I felt something wrong almost as soon as I started and it turned out that my intuition knew better. But back at the beginning I decided to give it a try, to read till the page fifty and then ask myself again if I liked it or not. Well, by the page fifty I had been already involved with the stories of the main characters, so I was naturally interested what ending had J.K. Rowling envisaged for the heroes.

Actually, I don’t quite understand why the book is titled The Casual Vacancy, because it is more about personal dramas than about who will get this vacant seat in the Parish Council.

This novel has only one feature I appreciate in a good book — an intricate plot. That was why I finally made it through. But still, the stories were not SO very captivating that I would read this book in Russian. No, never.
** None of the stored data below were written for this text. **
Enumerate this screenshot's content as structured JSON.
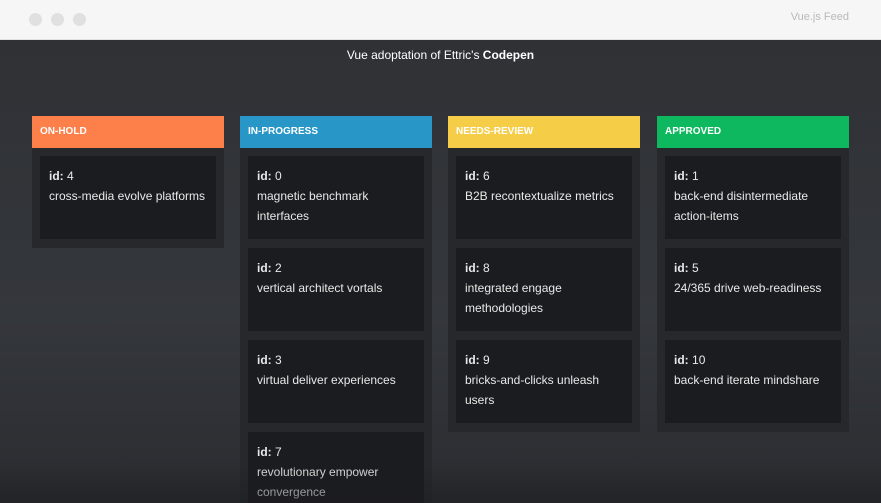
{
  "window": {
    "title": "Vue.js Feed"
  },
  "headline": {
    "prefix": "Vue adoptation of Ettric's ",
    "link": "Codepen"
  },
  "id_label": "id:",
  "columns": [
    {
      "title": "ON-HOLD",
      "color": "#fd7f4a",
      "cards": [
        {
          "id": "4",
          "text": "cross-media evolve platforms"
        }
      ]
    },
    {
      "title": "IN-PROGRESS",
      "color": "#2996c8",
      "cards": [
        {
          "id": "0",
          "text": "magnetic benchmark interfaces"
        },
        {
          "id": "2",
          "text": "vertical architect vortals"
        },
        {
          "id": "3",
          "text": "virtual deliver experiences"
        },
        {
          "id": "7",
          "text": "revolutionary empower convergence"
        }
      ]
    },
    {
      "title": "NEEDS-REVIEW",
      "color": "#f5cd47",
      "cards": [
        {
          "id": "6",
          "text": "B2B recontextualize metrics"
        },
        {
          "id": "8",
          "text": "integrated engage methodologies"
        },
        {
          "id": "9",
          "text": "bricks-and-clicks unleash users"
        }
      ]
    },
    {
      "title": "APPROVED",
      "color": "#0db85e",
      "cards": [
        {
          "id": "1",
          "text": "back-end disintermediate action-items"
        },
        {
          "id": "5",
          "text": "24/365 drive web-readiness"
        },
        {
          "id": "10",
          "text": "back-end iterate mindshare"
        }
      ]
    }
  ]
}
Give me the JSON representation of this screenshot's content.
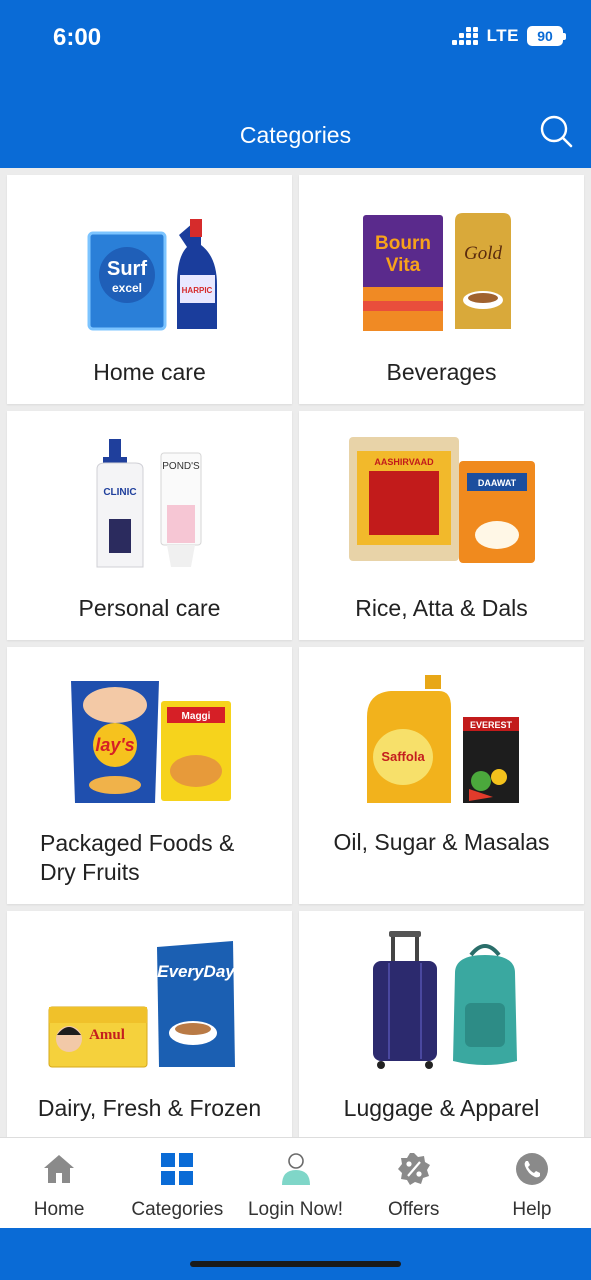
{
  "status": {
    "time": "6:00",
    "network": "LTE",
    "battery": "90"
  },
  "header": {
    "title": "Categories",
    "search_icon": "search-icon"
  },
  "categories": [
    {
      "label": "Home care"
    },
    {
      "label": "Beverages"
    },
    {
      "label": "Personal care"
    },
    {
      "label": "Rice, Atta & Dals"
    },
    {
      "label": "Packaged Foods &",
      "label_line2": "Dry Fruits"
    },
    {
      "label": "Oil, Sugar & Masalas"
    },
    {
      "label": "Dairy, Fresh & Frozen"
    },
    {
      "label": "Luggage & Apparel"
    }
  ],
  "product_text": {
    "surf": "Surf",
    "excel": "excel",
    "harpic": "HARPIC",
    "bourn": "Bourn",
    "vita": "Vita",
    "gold": "Gold",
    "ponds": "POND'S",
    "clinic": "CLINIC",
    "aashirvaad": "AASHIRVAAD",
    "daawat": "DAAWAT",
    "lays": "lay's",
    "maggi": "Maggi",
    "saffola": "Saffola",
    "everest": "EVEREST",
    "amul": "Amul",
    "everyday": "EveryDay"
  },
  "bottom_nav": [
    {
      "label": "Home",
      "icon": "home-icon"
    },
    {
      "label": "Categories",
      "icon": "grid-icon",
      "active": true
    },
    {
      "label": "Login Now!",
      "icon": "user-icon"
    },
    {
      "label": "Offers",
      "icon": "percent-badge-icon"
    },
    {
      "label": "Help",
      "icon": "phone-icon"
    }
  ],
  "colors": {
    "brand": "#0a6bd6",
    "active_nav": "#0a6bd6",
    "icon_gray": "#8a8a8a"
  }
}
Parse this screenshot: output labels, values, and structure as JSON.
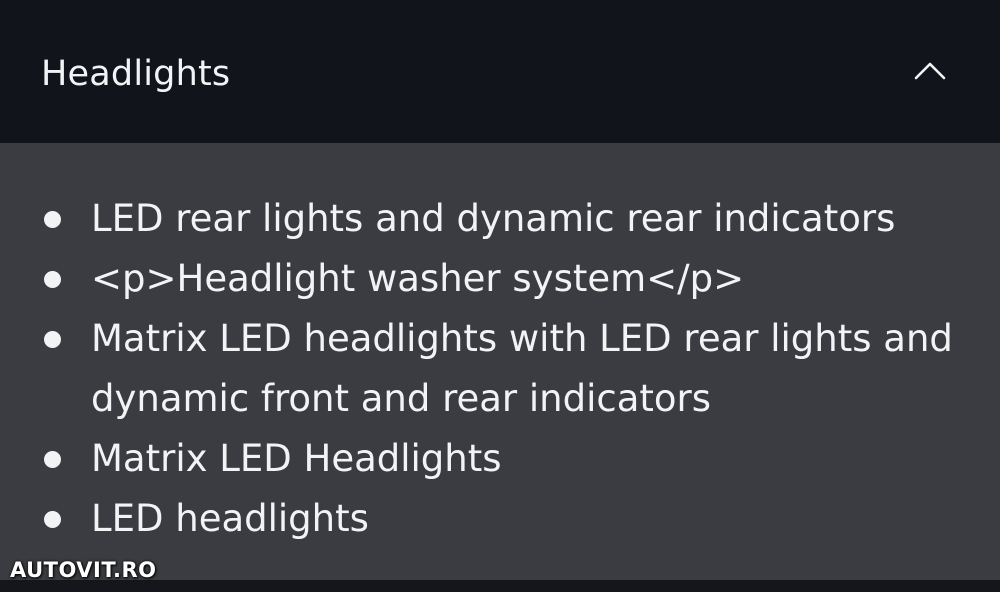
{
  "accordion": {
    "title": "Headlights",
    "expanded": true,
    "toggle_icon": "chevron-up-icon",
    "items": [
      "LED rear lights and dynamic rear indicators",
      "<p>Headlight washer system</p>",
      "Matrix LED headlights with LED rear lights and dynamic front and rear indicators",
      "Matrix LED Headlights",
      "LED headlights"
    ]
  },
  "watermark": {
    "text": "AUTOVIT.RO"
  },
  "colors": {
    "header_bg": "#11141b",
    "body_bg": "#3b3c41",
    "text": "#f2f3f5"
  }
}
The other two indespensable features in the books I choose to put my eyes on are the style and the ability to make me laugh. With The Casual Vacancy I did not laugh. Not one little bit. But this we can easily omit because nobody was saying this book was funny. But the style… well, it didn’t live up to my expectations. At least it was not to my liking. It was immensly useful for me as a non-English speaker to pick up a few uselful words and phrases, but… I just didn’t feel anything special about the writer’s style. I would not be able, I suppose, to recognise it at once if I were given another book of hers. «Harry Potter» doesn’t count because there J.K. Rowling expressed herself in a different way.
Why is style so important? Well, when I take a book I am ready and I yearn to marvel at the way a writer puts the words together, because I myself cannot do it properly in any language. So that is why the style matters so much for me.

I looked through the review on the Amazon page of the book and I cannot agree with any of the newpapers’ critics, they are all paying their tribute to «the great novel». Well tastes differ.  And we have a very interesting picture with the customers’ reviews. 639 rated the book five star, but 697 gave it only one star and while looking at these reviews you can learn loads of adjectives conveying the idea of «something not worth reading» (dull, dismal, disappointing, awful, not my cup of tea, dreary, depressing, lackluster etc.)
Some of the customers mentioned «depressing» and the book really is so. Everybody in the little town of Pagford is unhappy and miserable. And that is one of the main reasons I didn’t fall for The Casual Vacancy.